# 1000 tasses de thé pour la grenouille Teafrog



## Missrapunzel

Congratulations on your 1000 first posts, Teafrog! 
I love your picture by the way! It is very noticeable in a thread and always a delight to see it (and the text that comes with it too, of course!!)


----------



## davideguada

Congratulations! You are a very helpful member!


----------



## hunternet

Congratulations Teafrog ! 1 000 posts !


----------



## archijacq

Félicitations - c'est tout à fait ma tasse de thé


----------



## rocamadour

I would like to join the party...

*  CONGRATS, TEAFROG!!!  *​


----------



## cropje_jnr

1000 posts! Congratulations


----------



## Teafrog

Thanks y'all , but quite frankly, there was no need to beat any drums. Posts flow and come and go. C'est la vie du forum…
Since I have your attention, what do you think of the latest incarnation for  Teafrog (tree frog)? I've just 'upgraded'/tweaked my avatar this morning (pure coincidence, honest Guv.).
Ça vous dilate la rate / does it tickle you? 
See you charming people around the forum. Pip pip.


----------



## Maître Capello

Ça me dirate la late (euh, non : c'est l'inverse !)

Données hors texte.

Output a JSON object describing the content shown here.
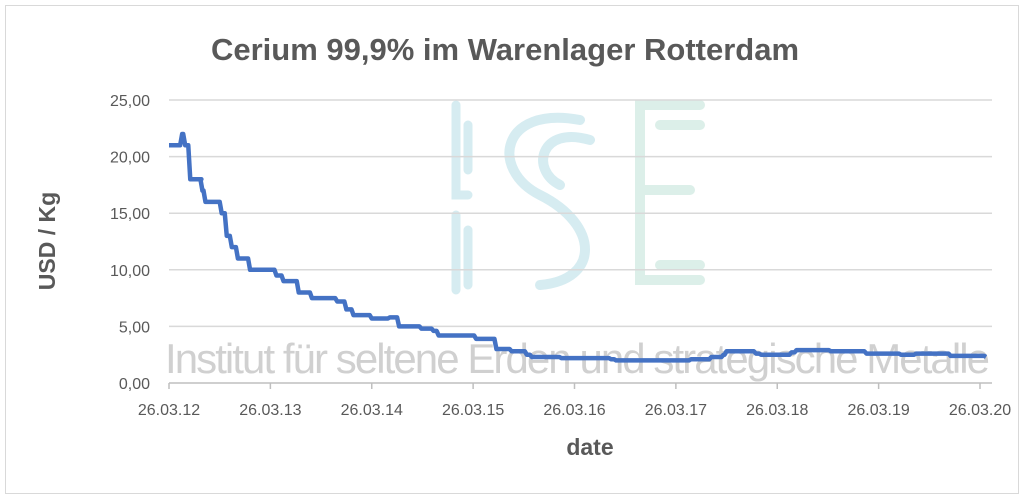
{
  "watermark": {
    "logo": "ISE",
    "text": "Institut für seltene Erden und strategische Metalle"
  },
  "chart_data": {
    "type": "line",
    "title": "Cerium 99,9% im Warenlager Rotterdam",
    "xlabel": "date",
    "ylabel": "USD / Kg",
    "ylim": [
      0,
      25
    ],
    "xlim": [
      0,
      8
    ],
    "x_unit": "years since 26.03.12",
    "yticks": [
      {
        "v": 0,
        "label": "0,00"
      },
      {
        "v": 5,
        "label": "5,00"
      },
      {
        "v": 10,
        "label": "10,00"
      },
      {
        "v": 15,
        "label": "15,00"
      },
      {
        "v": 20,
        "label": "20,00"
      },
      {
        "v": 25,
        "label": "25,00"
      }
    ],
    "xticks": [
      {
        "v": 0,
        "label": "26.03.12"
      },
      {
        "v": 1,
        "label": "26.03.13"
      },
      {
        "v": 2,
        "label": "26.03.14"
      },
      {
        "v": 3,
        "label": "26.03.15"
      },
      {
        "v": 4,
        "label": "26.03.16"
      },
      {
        "v": 5,
        "label": "26.03.17"
      },
      {
        "v": 6,
        "label": "26.03.18"
      },
      {
        "v": 7,
        "label": "26.03.19"
      },
      {
        "v": 8,
        "label": "26.03.20"
      }
    ],
    "grid": true,
    "legend": "none",
    "line_color": "#4472c4",
    "series": [
      {
        "name": "Cerium 99,9%",
        "x": [
          0,
          0.08,
          0.11,
          0.14,
          0.19,
          0.3,
          0.31,
          0.34,
          0.48,
          0.5,
          0.55,
          0.6,
          0.66,
          0.78,
          1.01,
          1.04,
          1.11,
          1.22,
          1.26,
          1.36,
          1.39,
          1.58,
          1.64,
          1.73,
          1.8,
          1.98,
          2.16,
          2.25,
          2.37,
          2.47,
          2.59,
          2.64,
          2.97,
          3.01,
          3.16,
          3.21,
          3.36,
          3.51,
          3.56,
          3.85,
          4.34,
          4.39,
          4.94,
          5.13,
          5.33,
          5.45,
          5.48,
          5.77,
          5.82,
          6.12,
          6.17,
          6.41,
          6.51,
          6.81,
          6.86,
          7.2,
          7.35,
          7.69,
          8.04
        ],
        "y": [
          21,
          21,
          22,
          21,
          18,
          18,
          17,
          16,
          16,
          15,
          13,
          12,
          11,
          10,
          10,
          9.5,
          9,
          9,
          8,
          8,
          7.5,
          7.5,
          7.2,
          6.5,
          6,
          5.7,
          5.8,
          5,
          5,
          4.8,
          4.6,
          4.2,
          4.2,
          3.9,
          3.9,
          3.0,
          2.8,
          2.5,
          2.3,
          2.2,
          2.1,
          2.0,
          2.0,
          2.1,
          2.3,
          2.5,
          2.8,
          2.6,
          2.5,
          2.7,
          2.9,
          2.9,
          2.8,
          2.8,
          2.6,
          2.5,
          2.6,
          2.4,
          2.3
        ]
      }
    ]
  }
}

You're definitely a Brittish frog: a bowler hat, an umbrella, even flippers (I didn't know it was raining *that* much in England! ) and – of course – a cup of tea.


----------



## Trisia

May I join in?

Congratulations, Teafrog, not only for the posts on Fr/Eng, but also for those on the EO. 

Well done


----------



## Missrapunzel

Teafrog said:


> Since I have your attention, what do you think of the latest incarnation for Teafrog (tree frog)?


My opinion of the new Teafrog is very positive! Typically english and so chic!


----------



## DearPrudence

Teafrog said:


> Since I have your attention, what do you think of the latest incarnation for  Teafrog (tree frog)? I've just 'upgraded'/tweaked my avatar this morning (pure coincidence, honest Guv.).


Ah, I had been waiting so long 
Congrats, M. ThéGrenouille !


----------



## xtrasystole

Bonsoir à tous, 

I don't know about you, but Teafrog's avatar always makes me think of the frog character from the excellent animated film *Hoodwinked* (_"La véritable histoire du petit chaperon rouge"_). Go watch it, if you haven't  yet (or rent it or buy it).

Warm regards


----------



## Punky Zoé

Quoi ! Mille posts seulement, pour ce forero indispensable, l'"autre" grenouille du forum, celle au chic anglais et au thé rouge ???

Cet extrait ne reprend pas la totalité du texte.